[MetalKit]37-Using-ARKit-with-Metal使用ARKit與Metal

蘋果API搬運工發表於2017-12-25

本系列文章是對 metalkit.org 上面MetalKit內容的全面翻譯和學習.

MetalKit系統文章目錄


Augmented Reality擴增實境提供了一種疊加虛擬內容到攝像頭獲取到的真實世界檢視上的方法.上個月在WWDC2017當看到Apple的新的ARKit框架時我們都很興奮,這是一個高階API,工作在執行iOS11A9裝置或更新裝置上.有些ARKit實驗確實非常傑出,比如下面這個:

ARKit.gif

ARKit應用中有三種不同的圖層:

  • Tracking追蹤 - 使用視覺慣性里程計來實現世界追蹤,無需額外設定.
  • Scene Understanding場景理解 - 使用平面檢測,點選測試和光照估計來探測場景屬性的能力.
  • Rendering渲染 - 可以輕鬆整合,因為AR檢視模板是由SpriteKitSceneKit提供的,可以用Metal自定義.所有預渲染過程由ARKit處理完成,它還同時負責用AVFoundationCoreMotion進行影像捕捉.

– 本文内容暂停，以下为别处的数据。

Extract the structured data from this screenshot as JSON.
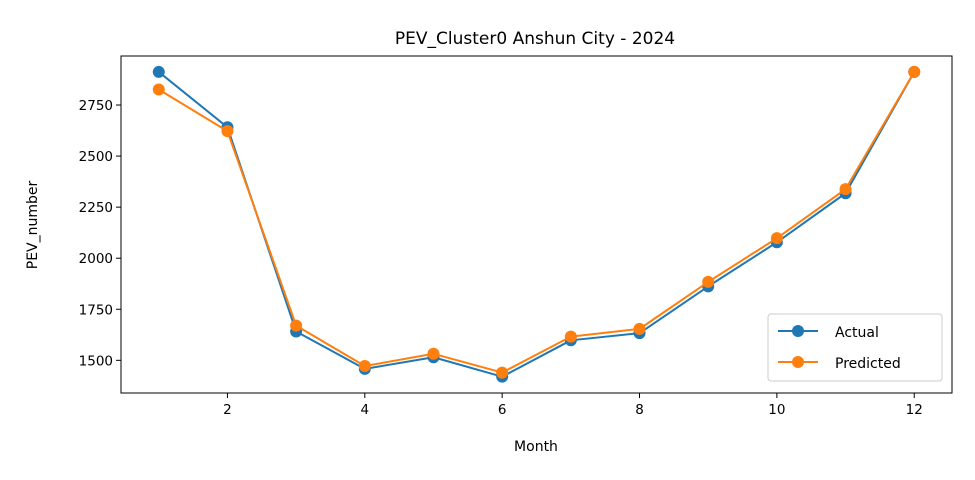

在本系列的第一章節裡,我們將主要關注Metal中的渲染,其餘兩步將在本系列下一章節中討論.在一個AR應用中,Tracking追蹤Scene Understanding場景理解是完全由ARKit框架處理的,但渲染可以用SpriteKit, SceneKitMetal來處理:

ARKit1.png

開始,我們需要有一個ARSession例項,它是用一個ARSessionConfiguration物件來建立的.然後,我們呼叫run() 函式來配置.這個會話管理著同時執行的AVCaptureSessionCMMotionManager物件,來獲取影像和運動資料來實現追蹤.最後,會話將輸出當前幀到一個ARFrame物件:

ARKit2.png

ARSessionConfiguration物件包含了關於追蹤型別的資訊.ARSessionConfiguration的基礎類提供3個自由度的追蹤,而它的子類,ARWorldTrackingSessionConfiguration提供6個自由度的追蹤(裝置位置旋轉方向).

ARKit4.png

當一個裝置不支援世界追蹤時,回落到基礎配置:

if ARWorldTrackingSessionConfiguration.isSupported { 
    configuration = ARWorldTrackingSessionConfiguration()
} else {
    configuration = ARSessionConfiguration() 
}
複製程式碼

ARFrame包含了捕捉到的影像,追蹤資訊和場景資訊,場景資訊通過包含真實世界位置和旋轉資訊的ARAnchor物件來獲取,這個物件可以輕易從會話中被新增,更新或移除.Tracking追蹤是實時確定物理位置的能力.World Tracking,能同時確定位置和朝向,它使用物理距離,與起始位置相關聯並提供3D特徵點.

ARFrame的最後一個元件是ARCamera物件,它處理變換(平移,旋轉,縮放)並攜帶了追蹤狀態和相機本體.追蹤的質量強烈依賴於不間斷的感測器資料,穩定的場景,並且當場景中有大量複雜紋理時會更加精確.追蹤狀態有三個值:Not Available不可用(相機只有單位矩陣),Limited受限(場景中特徵不足或不夠穩定),還有Normal正常(相機資料正常).當相機輸入不可用時或當追蹤停止時,會引發會話打斷:

func session(_ session: ARSession, cameraDidChangeTrackingState camera: ARCamera) { 
    if case .limited(let reason) = camera.trackingState {
        // Notify user of limited tracking state
    } 
}
func sessionWasInterrupted(_ session: ARSession) { 
    showOverlay()
}
func sessionInterruptionEnded(_ session: ARSession) { 
    hideOverlay()
    // Optionally restart experience
}
複製程式碼

Rendering可以在SceneKit中完成,它使用ARSCNView的代理來新增,更新或移除節點.類似的,Rendering也可以在SpriteKit中完成,它使用ARSKView代理來佈局SKNodesARAnchor物件.因為SpriteKit2D的,它不能使用真實世界的相機位置,所以它是投影錨點位置到ARSKView,然後在這個被投影的位置作為廣告牌(平面)來渲染點精靈的,所以點精靈總是面對著攝像機.對於Metal,沒有定製的AR檢視,所以這個責任落到了程式設計師手裡.為了處理渲染出的影像,我們需要:

  • 繪製背景相機影像(從畫素緩衝器生成一個紋理)
  • 更新虛擬攝像機
  • 更新光照
  • 更新幾何體的變換

所有這些資訊都在ARFrame物件中.為訪問這個幀,有兩種設定:polling輪詢或使用delegate代理.我們將使用後者.我拿出ARKitMetal準備的模板,並精簡到最簡,這樣我能更好地理解它是如何工作的.我做的第一件事就是移除所有C語言的依賴項,這樣就不在需要橋接了.保留這些型別和列舉常量在以後可能會很有用,能用來在API程式碼和著色器之間共享這些型別和列舉,但是對於本文來說這是不需要的.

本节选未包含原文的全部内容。